A Wes Anderson film can be spotted a mile away. Although his stories are each of a unique time and place, those places look very much the same. Overwrought and ornate, meticulously organized, brightly colorful, and more or less symmetrical, The Grand Budapest Hotel is no exception. Actually, the hotel is exceptional, and it is kept that way under the supervision of concierge, M. Gustave H. (Ralph Fiennes). Truly, the story belongs to him, but it must be filtered through several perspectives first. This film is all about framing devices. Like so many Russian Matryoshka dolls, the stories and timelines in which they are set are nested within one another and characterized by their own unique aspect ratio.

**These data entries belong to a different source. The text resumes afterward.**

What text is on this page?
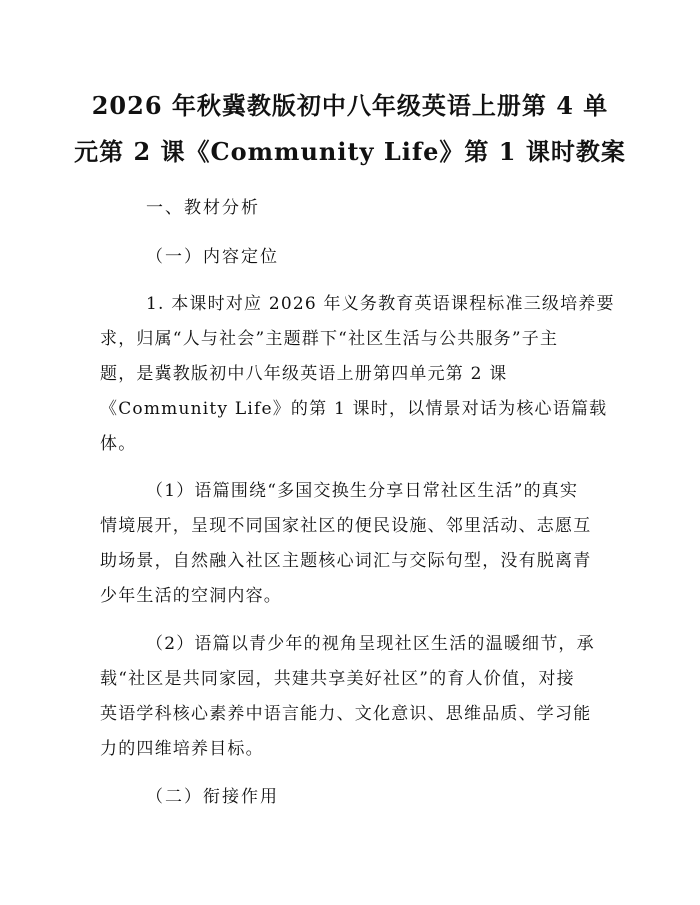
2026 年秋冀教版初中八年级英语上册第 4 单
元第 2 课《Community Life》第 1 课时教案
一、教材分析
（一）内容定位
1. 本课时对应 2026 年义务教育英语课程标准三级培养要
求，归属“人与社会”主题群下“社区生活与公共服务”子主
题，是冀教版初中八年级英语上册第四单元第 2 课
《Community Life》的第 1 课时，以情景对话为核心语篇载
体。
（1）语篇围绕“多国交换生分享日常社区生活”的真实
情境展开，呈现不同国家社区的便民设施、邻里活动、志愿互
助场景，自然融入社区主题核心词汇与交际句型，没有脱离青
少年生活的空洞内容。
（2）语篇以青少年的视角呈现社区生活的温暖细节，承
载“社区是共同家园，共建共享美好社区”的育人价值，对接
英语学科核心素养中语言能力、文化意识、思维品质、学习能
力的四维培养目标。
（二）衔接作用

In the present day, a young woman visits a cemetery to pay tribute to a deceased author. As she opens his book, The Grand Budapest Hotel, the actions shifts to 1985, where the Author (Tom Wilkinson) details his visit to the titular retreat as a Young Writer (Jude Law) in 1968, whereupon the action shifts again. A dingy shadow of its former glory, the now run-down hotel is owned by a Mr. Moustafa (F. Murray Abraham), who proceeds to tell the Young Writer how he came to inherit the establishment. Flashback to 1932 – the fictional Republic of Zubrowka. (I must add here that the fictional geography and history that Anderson invents allows him to assemble the sights and sounds of Eastern Europe, painting a charming pastiche of luxurious hotels, tiered chocolate pastries, and of course, skiing.) Moustafa, aka Zero (newcomer Tony Revolori), is a junior lobby boy in training under the instruction of the fastidious, poetry-loving, heavily-cologned M. Gustave, who keeps the company of elderly and exceedingly wealthy female patrons.

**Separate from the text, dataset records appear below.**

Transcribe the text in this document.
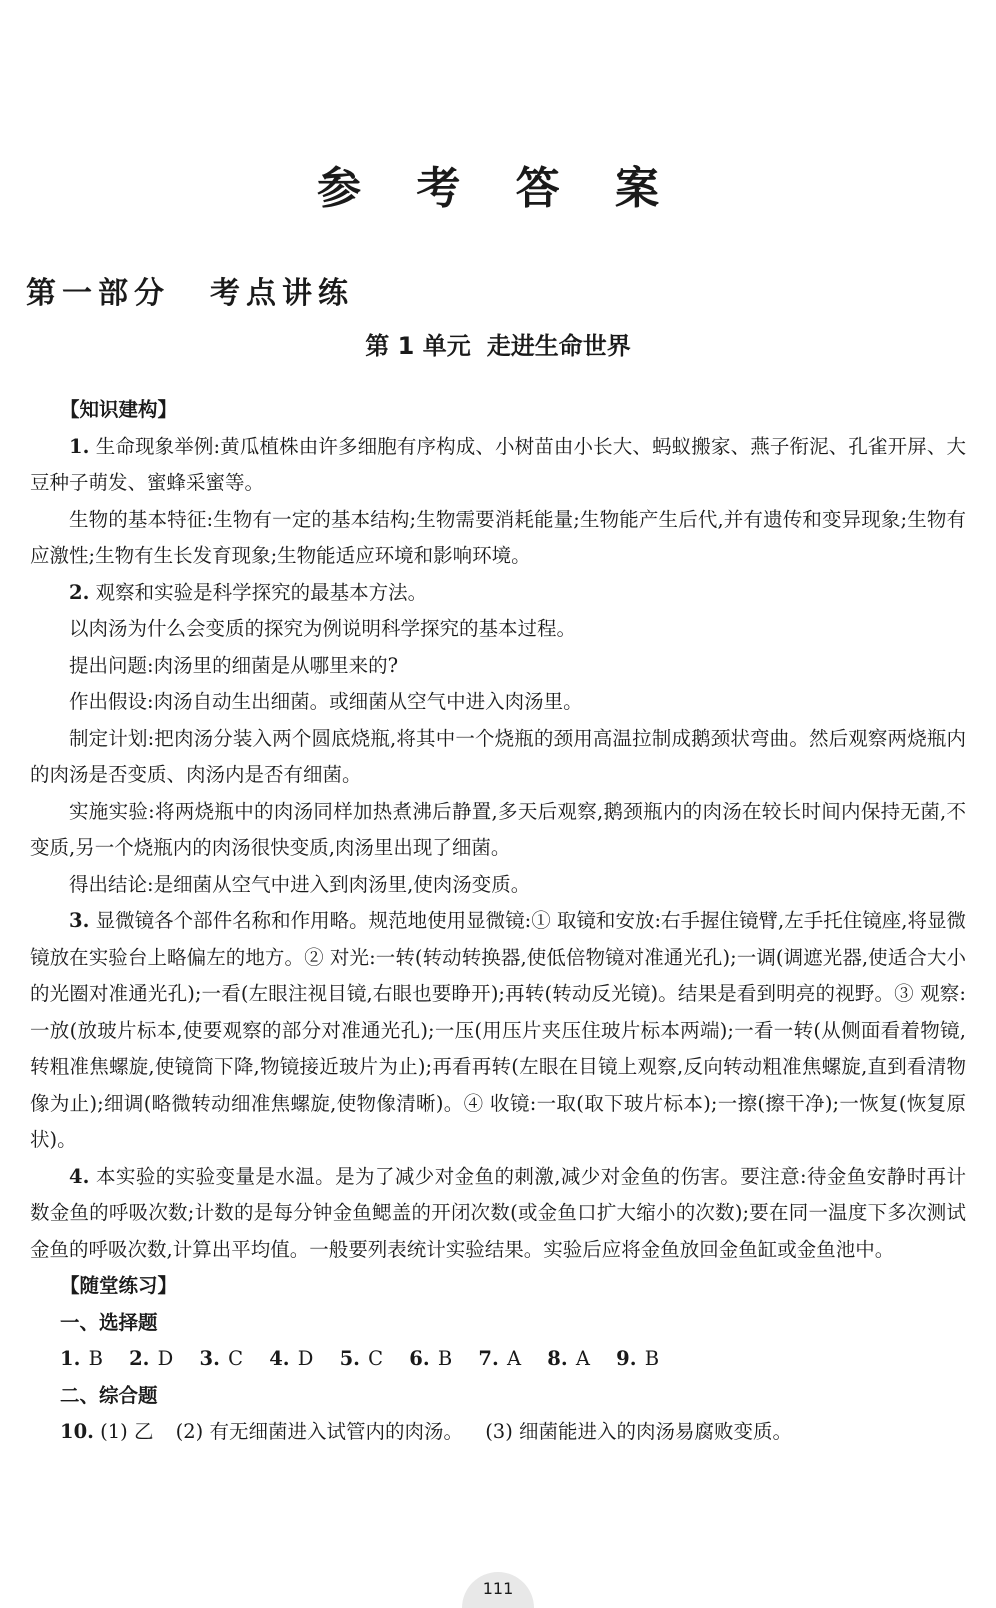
参 考 答 案
第一部分 考点讲练
第 1 单元 走进生命世界
【知识建构】

1. 生命现象举例:黄瓜植株由许多细胞有序构成、小树苗由小长大、蚂蚁搬家、燕子衔泥、孔雀开屏、大豆种子萌发、蜜蜂采蜜等。

生物的基本特征:生物有一定的基本结构;生物需要消耗能量;生物能产生后代,并有遗传和变异现象;生物有应激性;生物有生长发育现象;生物能适应环境和影响环境。

2. 观察和实验是科学探究的最基本方法。

以肉汤为什么会变质的探究为例说明科学探究的基本过程。

提出问题:肉汤里的细菌是从哪里来的?

作出假设:肉汤自动生出细菌。或细菌从空气中进入肉汤里。

制定计划:把肉汤分装入两个圆底烧瓶,将其中一个烧瓶的颈用高温拉制成鹅颈状弯曲。然后观察两烧瓶内的肉汤是否变质、肉汤内是否有细菌。

实施实验:将两烧瓶中的肉汤同样加热煮沸后静置,多天后观察,鹅颈瓶内的肉汤在较长时间内保持无菌,不变质,另一个烧瓶内的肉汤很快变质,肉汤里出现了细菌。

得出结论:是细菌从空气中进入到肉汤里,使肉汤变质。

3. 显微镜各个部件名称和作用略。规范地使用显微镜:① 取镜和安放:右手握住镜臂,左手托住镜座,将显微镜放在实验台上略偏左的地方。② 对光:一转(转动转换器,使低倍物镜对准通光孔);一调(调遮光器,使适合大小的光圈对准通光孔);一看(左眼注视目镜,右眼也要睁开);再转(转动反光镜)。结果是看到明亮的视野。③ 观察:一放(放玻片标本,使要观察的部分对准通光孔);一压(用压片夹压住玻片标本两端);一看一转(从侧面看着物镜,转粗准焦螺旋,使镜筒下降,物镜接近玻片为止);再看再转(左眼在目镜上观察,反向转动粗准焦螺旋,直到看清物像为止);细调(略微转动细准焦螺旋,使物像清晰)。④ 收镜:一取(取下玻片标本);一擦(擦干净);一恢复(恢复原状)。

4. 本实验的实验变量是水温。是为了减少对金鱼的刺激,减少对金鱼的伤害。要注意:待金鱼安静时再计数金鱼的呼吸次数;计数的是每分钟金鱼鳃盖的开闭次数(或金鱼口扩大缩小的次数);要在同一温度下多次测试金鱼的呼吸次数,计算出平均值。一般要列表统计实验结果。实验后应将金鱼放回金鱼缸或金鱼池中。

【随堂练习】
一、选择题
1. B 2. D 3. C 4. D 5. C 6. B 7. A 8. A 9. B
二、综合题
10. (1) 乙 (2) 有无细菌进入试管内的肉汤。 (3) 细菌能进入的肉汤易腐败变质。
111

When Madame D. (Tilda Swinton), one of Gustave’s consorts, dies under mysterious circumstances, she bequeaths the priceless masterpiece painting, Boy With Apple, to the concierge, which incurs the wrath of her greedy son, Dmitri (Adrien Brody) and his sinister henchman, Jopling (Willem Dafoe). Goofball and screwball partners in crime, Zero and Gustave steal the painting. When Gustave is framed and arrested for Madame D’s murder, it is up to Zero, with the help of a young baker, Agatha (Saoirse Ronan), to help his mentor escape from prison, prove his innocence, and recover the precious painting. What a treat to watch their unlikely but close friendship grow out of such bizarre and whimsical situations. Like the titular hotel, the film is incredibly charming in its many details.

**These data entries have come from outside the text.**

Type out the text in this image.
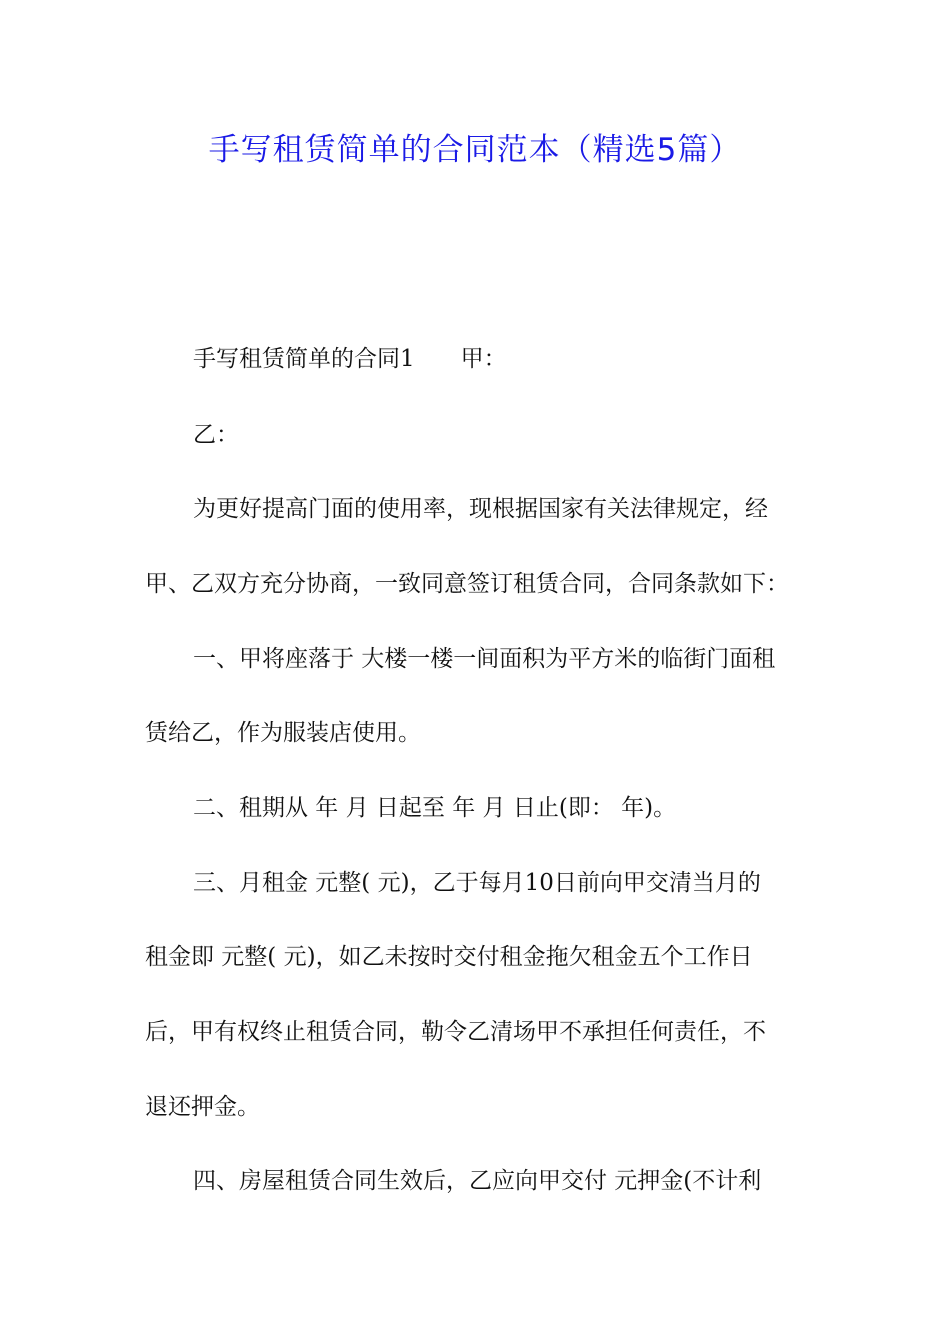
手写租赁简单的合同范本（精选5篇）
手写租赁简单的合同1 甲：
乙：
为更好提高门面的使用率，现根据国家有关法律规定，经
甲、乙双方充分协商，一致同意签订租赁合同，合同条款如下：
一、甲将座落于 大楼一楼一间面积为平方米的临街门面租
赁给乙，作为服装店使用。
二、租期从 年 月 日起至 年 月 日止(即： 年)。
三、月租金 元整( 元)，乙于每月10日前向甲交清当月的
租金即 元整( 元)，如乙未按时交付租金拖欠租金五个工作日
后，甲有权终止租赁合同，勒令乙清场甲不承担任何责任，不
退还押金。
四、房屋租赁合同生效后，乙应向甲交付 元押金(不计利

The film and its hotel are celebrations of a bygone era, and yet there are several characters who seem out-of-place (and time), which is oh-so Andersonian. Regular collaborators Bill Murray, Jason Schwartzman and Owen Wilson appear in brief and unsubstantial roles. Personal vision is an increasingly rare event in a world that demands consistency across product lines, including films. Anderson’s works are unlike anything else in the cinemas, and this can be good or bad depending on your sensibilities as a viewer. He is an incredibly divisive director. People either loathe or love his visual style. Some embrace the quirk. Others find it unsettling and reject it. But The Grand Budapest Hotel may be Anderson’s first picture to betray and overwhelm even his most loyal, hipster followers. It is perhaps the clearest, sincerest expression of the director’s imagination.
By the same token, this sensory overload is also perhaps his most fun and playful film. Anderson’s touch is seen and felt in every frame. I truly can’t name another director who films working miniatures of the most artificial manufacturing against such obviously painted backdrops, as though he were a child peering into a makeshift diorama of his own creation. Even if it’s silly and outrageous, the novelty of his vision ought to be appreciated for what it is: a welcome reprieve from slick flicks with lens flares.
As far as special features go, Bill Murray Tours the Town is perhaps the most special of them all for no other reason than it’s Bill Murray leading a tour, an experience I’m sure only his most ardent and unusually cult fans have only fantasized about. Although the segment isn’t as funny as one might hope, it was a surprisingly interesting education in the local culture, as Murray tries a variety of German sausages with spicy mustard and points out that Poland is literally down the street and to the right of where he is standing in Gorlitz, Germany, where much of the film was shot.
Other features include a stills gallery and three featurettes, each about the making of the film, the cast, and the director. Unfortunately, many of the sound bites and interview clips are used repeatedly across all three features, so they are rather redundant, but the Vignettes featured on the home release are a real treat, especially a filmed recipe guide to making the film’s star, Seussian confection, Mendl’s Courtesan Au Chocolat.